When you are devising your estate plan, it can seem like it is all about arranging for asset transfers after you are gone. Clearly, this is at the root of the process, but all of this planning will not do much good if you don’t have anything left to leave to your heirs. Unfortunately, there is a looming expense that many people do not consider, and it can potentially have a devastating impact on your legacy.
If you have paid into the program sufficiently throughout your life, Medicare coverage will be available to you when you reach the age of 65 under currently existing laws. It will certainly help, but there are out-of-pocket expenses that you should take into consideration, including deductibles, co-payments, and monthly premiums. Though these costs can add up, most people that enter their retirement years on solid financial footing can comfortably manage them.
On the surface, it would seem as though Medicare will prevent you from any truly devastating health care costs. Unfortunately, there is an enormous gap in the coverage. Medicare will not pay for a stay in a nursing home, and they are extremely expensive. The exact cost will vary depending on the specific facility in question and its geographic location. A six-figure annual bill is quite possible for a room in a nursing home, and costs have been rising year-by-year.
A Distinct Possibility
There are those that assume that only a small percentage of people actually spent time in nursing homes. In reality, this is not the case at all. If you live until you are 70 years of age, it is likely that you will live past the age of 85. According to the United States Census Bureau, the oldest segment of the population grew faster than any other between 2000 and 2010. The Alzheimer’s Association tells us that about 40 percent of people that are 85 years of age and older have contracted the disease.
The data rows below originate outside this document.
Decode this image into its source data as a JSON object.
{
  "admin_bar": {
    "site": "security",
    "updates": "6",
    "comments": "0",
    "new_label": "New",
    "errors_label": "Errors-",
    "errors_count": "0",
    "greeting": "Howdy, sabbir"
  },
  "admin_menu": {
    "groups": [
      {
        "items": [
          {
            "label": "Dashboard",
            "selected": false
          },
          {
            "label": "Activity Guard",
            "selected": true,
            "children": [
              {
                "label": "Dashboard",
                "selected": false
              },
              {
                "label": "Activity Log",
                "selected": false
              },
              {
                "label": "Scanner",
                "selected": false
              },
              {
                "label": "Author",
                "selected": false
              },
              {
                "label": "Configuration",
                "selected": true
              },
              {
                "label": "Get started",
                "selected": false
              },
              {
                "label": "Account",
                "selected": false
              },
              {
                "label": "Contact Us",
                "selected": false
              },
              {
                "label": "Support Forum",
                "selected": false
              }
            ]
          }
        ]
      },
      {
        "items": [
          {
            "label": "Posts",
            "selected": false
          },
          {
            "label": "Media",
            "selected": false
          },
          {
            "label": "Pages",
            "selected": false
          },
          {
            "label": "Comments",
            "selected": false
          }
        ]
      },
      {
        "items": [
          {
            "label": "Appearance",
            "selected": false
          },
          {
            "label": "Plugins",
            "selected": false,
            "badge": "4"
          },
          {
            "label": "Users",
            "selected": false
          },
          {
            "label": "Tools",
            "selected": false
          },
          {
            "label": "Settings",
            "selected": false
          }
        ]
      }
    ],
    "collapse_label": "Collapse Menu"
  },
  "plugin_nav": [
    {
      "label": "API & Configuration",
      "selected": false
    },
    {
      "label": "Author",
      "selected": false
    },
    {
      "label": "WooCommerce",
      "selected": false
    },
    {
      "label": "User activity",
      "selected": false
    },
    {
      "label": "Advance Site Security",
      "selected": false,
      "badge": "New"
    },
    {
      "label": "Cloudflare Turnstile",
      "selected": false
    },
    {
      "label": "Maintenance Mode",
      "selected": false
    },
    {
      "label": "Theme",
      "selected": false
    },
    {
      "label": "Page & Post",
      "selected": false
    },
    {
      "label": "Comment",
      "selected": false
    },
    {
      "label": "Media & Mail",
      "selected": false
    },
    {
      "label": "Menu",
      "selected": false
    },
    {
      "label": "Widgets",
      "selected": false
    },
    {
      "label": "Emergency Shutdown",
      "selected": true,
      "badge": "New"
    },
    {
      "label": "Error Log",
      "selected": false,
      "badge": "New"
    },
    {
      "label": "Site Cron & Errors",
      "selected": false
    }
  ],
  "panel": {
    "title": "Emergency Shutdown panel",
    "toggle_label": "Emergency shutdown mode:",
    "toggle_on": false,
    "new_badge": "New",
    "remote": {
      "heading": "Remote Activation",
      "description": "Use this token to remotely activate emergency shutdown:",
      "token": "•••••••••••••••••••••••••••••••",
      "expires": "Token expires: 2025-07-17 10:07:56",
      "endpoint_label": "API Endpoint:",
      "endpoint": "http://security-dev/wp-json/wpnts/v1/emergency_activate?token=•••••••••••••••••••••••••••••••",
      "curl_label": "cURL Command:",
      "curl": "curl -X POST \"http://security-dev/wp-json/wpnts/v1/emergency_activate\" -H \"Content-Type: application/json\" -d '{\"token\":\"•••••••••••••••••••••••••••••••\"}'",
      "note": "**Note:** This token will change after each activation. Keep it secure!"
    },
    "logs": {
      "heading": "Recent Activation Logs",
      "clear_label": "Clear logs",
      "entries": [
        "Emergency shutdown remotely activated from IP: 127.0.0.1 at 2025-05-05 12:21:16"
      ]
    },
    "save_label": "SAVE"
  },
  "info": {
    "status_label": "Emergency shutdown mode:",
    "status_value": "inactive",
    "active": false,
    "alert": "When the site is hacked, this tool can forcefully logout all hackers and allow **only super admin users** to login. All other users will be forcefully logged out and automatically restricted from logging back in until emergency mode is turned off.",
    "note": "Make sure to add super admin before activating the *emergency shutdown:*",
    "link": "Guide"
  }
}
Many people who are suffering from Alzheimer’s disease will need nursing home care, and of course, patients with other conditions can require nursing home care is well. When you combine all of these facts, you can see why you may want to take steps to brace yourself for potential future nursing home costs.
The Medicaid Solution
All the above can sound like a rather gloomy scenario, but there is a widely embraced solution, and we help clients take advantage of each and every day. Medicaid is a jointly administered federal/state government program that does pay for long-term care. As you are probably aware, this source of health insurance is only available to people with extremely sparse resources. There is a limit on countable assets that is just $2000, (if a spouse is living at home other limits may apply) but some property is exempt, including your home (though there is an equity limit).
When it comes to the assets that are in your possession that would be counted, you could choose to give them to loved ones who would be inheriting them someday anyway. People often refer to this process as a “Medicaid spend down.” This can certainly be done, but it is a little more complicated than it may appear to be on the surface.
The Medicaid program does not want you to find out that you need nursing home care on Monday, give away assets on Tuesday, and enter a nursing home that is paid for by Medicaid on Wednesday. This would not be consistent with the spirit of the program. As a response, there is 60 month look back period in place. Any gift giving that you engage in must be completed at least five years before you apply for Medicaid to pay for long-term care.